Church began (or has begun) to perceive evangelism in new ways: 1) going deeper into faith (a spiritual experience of God) through reclaiming spiritual practice and genuine community with a goal of enriching faith formation rather than information 2) going outward: with intentional telling of our faith story and authentic social justice (not as a political agenda) which meant talking about why faith is important and helping people make a difference in the world and getting out of our church buildings and closed congregations and into our neighborhoods and culture (seeing and entering the world as they see it and responding to their needs).
We are discovering:
- Churches that remain isolated as organizations that exist primarily to serve their membership are becoming seen as increasingly irrelevant (at best, and damaging at worst) . Worship (whether traditional or contemporary or praise or blended or anything else) that lacks joy and an experience of the mystery of the Holy is being ignored or rejected. Anywhere from 50% to 80% of these churches will close in the next 20 years. Currently, 9 US churches close every day.

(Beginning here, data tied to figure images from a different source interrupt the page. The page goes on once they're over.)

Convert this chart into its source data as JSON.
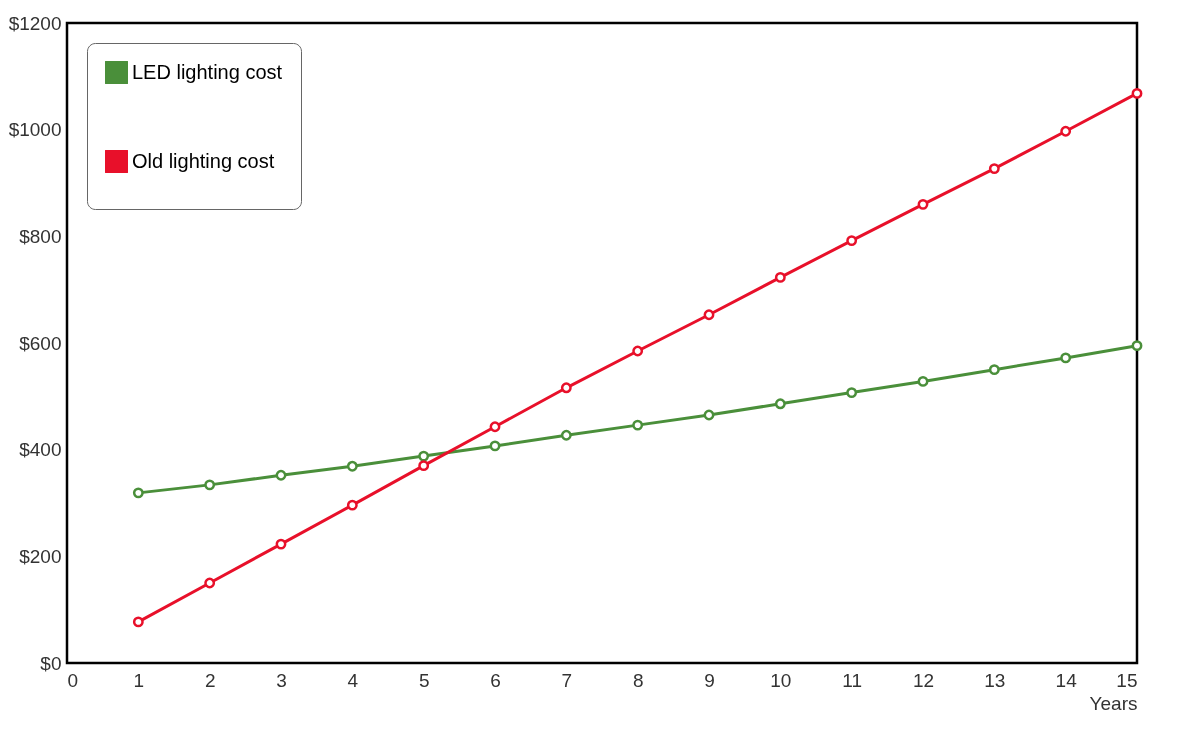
{
  "chart_data": {
    "type": "line",
    "xlabel": "Years",
    "x": [
      1,
      2,
      3,
      4,
      5,
      6,
      7,
      8,
      9,
      10,
      11,
      12,
      13,
      14,
      15
    ],
    "series": [
      {
        "name": "LED lighting cost",
        "color": "#4a8f3a",
        "values": [
          319,
          334,
          352,
          369,
          388,
          407,
          427,
          446,
          465,
          486,
          507,
          528,
          550,
          572,
          595
        ]
      },
      {
        "name": "Old lighting cost",
        "color": "#e8102a",
        "values": [
          77,
          150,
          223,
          296,
          370,
          443,
          516,
          585,
          653,
          723,
          792,
          860,
          927,
          997,
          1068
        ]
      }
    ],
    "xlim": [
      0,
      15
    ],
    "xticks": [
      0,
      1,
      2,
      3,
      4,
      5,
      6,
      7,
      8,
      9,
      10,
      11,
      12,
      13,
      14,
      15
    ],
    "ylim": [
      0,
      1200
    ],
    "yticks": [
      {
        "value": 0,
        "label": "$0"
      },
      {
        "value": 200,
        "label": "$200"
      },
      {
        "value": 400,
        "label": "$400"
      },
      {
        "value": 600,
        "label": "$600"
      },
      {
        "value": 800,
        "label": "$800"
      },
      {
        "value": 1000,
        "label": "$1000"
      },
      {
        "value": 1200,
        "label": "$1200"
      }
    ],
    "grid": false,
    "legend": "top left",
    "marker": "circle",
    "line_style": "solid"
  }
}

- The ‘Church Growth” model of the 80s still works, but it primarily draws churched people who are looking for a better experience of the church they know. It is part of the reason why the greatest number of new members to the UCC (upwards of 75%) have come from the Roman Catholic or other neighboring churches. Its not Church Shopping its Church Swapping.

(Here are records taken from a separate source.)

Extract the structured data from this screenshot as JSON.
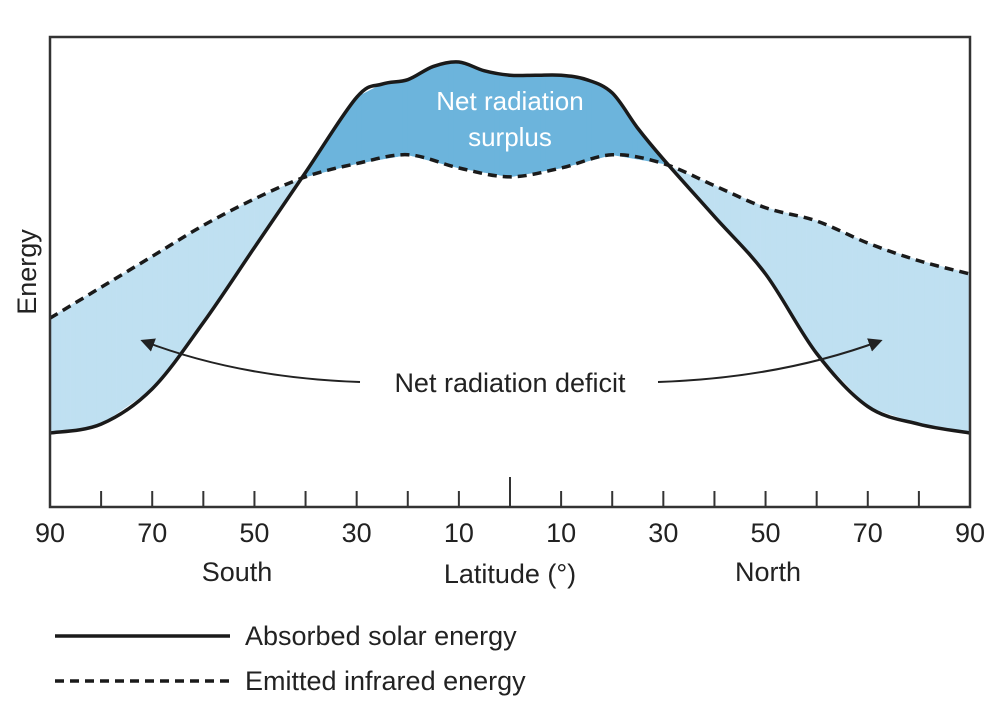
{
  "colors": {
    "surplus_fill": "#6cb4dc",
    "deficit_fill": "#bfe0f1",
    "line": "#1a1a1a",
    "frame": "#333333",
    "surplus_text": "#ffffff"
  },
  "chart_data": {
    "type": "line",
    "title": "",
    "xlabel": "Latitude (°)",
    "ylabel": "Energy",
    "x_tick_labels": [
      "90",
      "70",
      "50",
      "30",
      "10",
      "10",
      "30",
      "50",
      "70",
      "90"
    ],
    "x_region_labels": {
      "south": "South",
      "north": "North"
    },
    "xlim": [
      -90,
      90
    ],
    "ylim": [
      0,
      100
    ],
    "grid": false,
    "legend_placement": "bottom-left",
    "series": [
      {
        "name": "Absorbed solar energy",
        "style": "solid",
        "x": [
          -90,
          -80,
          -70,
          -60,
          -50,
          -40,
          -30,
          -25,
          -20,
          -15,
          -10,
          -5,
          0,
          5,
          10,
          15,
          20,
          25,
          30,
          40,
          50,
          60,
          70,
          80,
          90
        ],
        "y": [
          16,
          18,
          26,
          41,
          58,
          75,
          92,
          95,
          96,
          99,
          100,
          98,
          97,
          97,
          97,
          96,
          93,
          85,
          78,
          65,
          52,
          34,
          22,
          18,
          16
        ]
      },
      {
        "name": "Emitted infrared energy",
        "style": "dashed",
        "x": [
          -90,
          -80,
          -70,
          -60,
          -50,
          -40,
          -30,
          -20,
          -10,
          0,
          10,
          20,
          30,
          40,
          50,
          60,
          70,
          80,
          90
        ],
        "y": [
          42,
          49,
          56,
          63,
          69,
          74,
          77,
          79,
          76,
          74,
          76,
          79,
          77,
          72,
          67,
          64,
          59,
          55,
          52
        ]
      }
    ],
    "annotations": [
      {
        "text_lines": [
          "Net radiation",
          "surplus"
        ],
        "region": "surplus"
      },
      {
        "text": "Net radiation deficit",
        "region": "deficit"
      }
    ]
  }
}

- The new learnings from vital churches involve strategies (‘going deeper and going outward”) to reach the unchurched and those who have left the traditional church. Revitalization (evolving new practices and patterns of being and doing) and Turnaround (letting the old structure and way of behaving and believing die so that God’s Spirit can transform and recreate a whole new church) have become the new Reformation and Revival (and hope) of the church.

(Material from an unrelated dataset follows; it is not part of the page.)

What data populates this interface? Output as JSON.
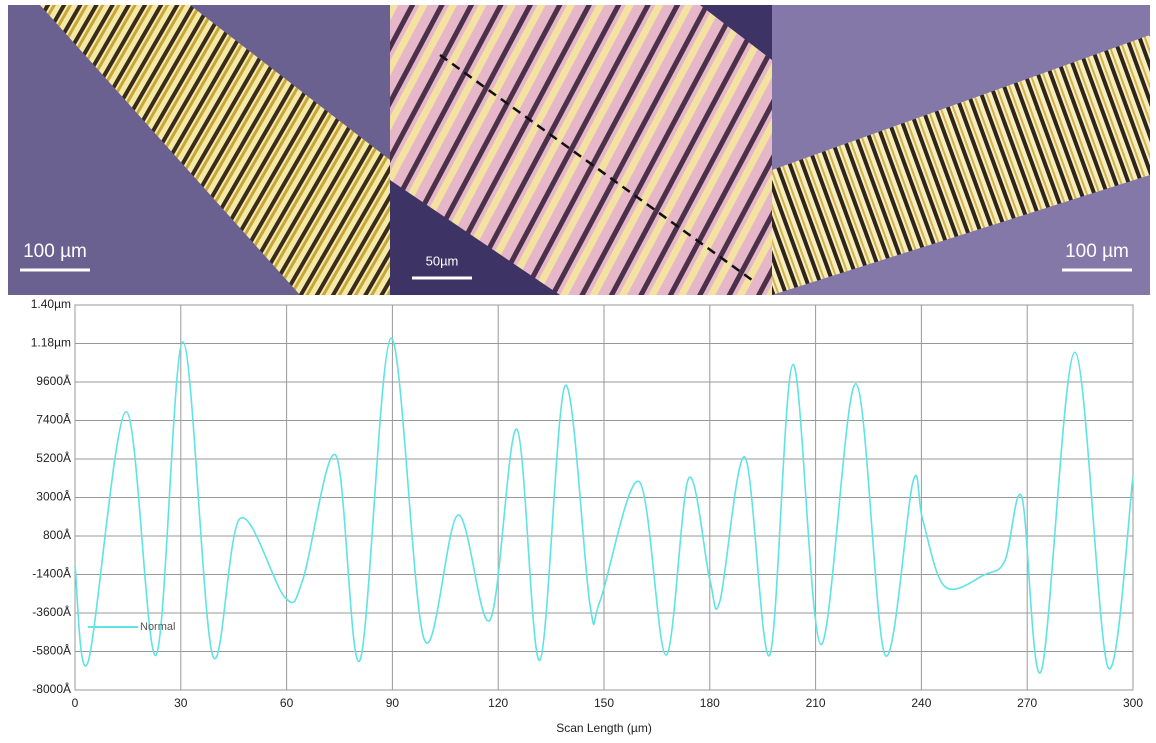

- Thriving, emerging, birthing churches understand the need to honestly and clearly discern the answer to three crucial questions:
- Who are we (our skills, assets, character, gifts, and historical trends and DNA)?
- Who is our neighbor (around the community and commuter radius and around the world)? What are their burdens, dreams, longings and strivings, Spiritual needs, challenges, fears, struggles?
- And given the answer to the first two questions; What is God uniquely Calling us to become and to do in this current time and place?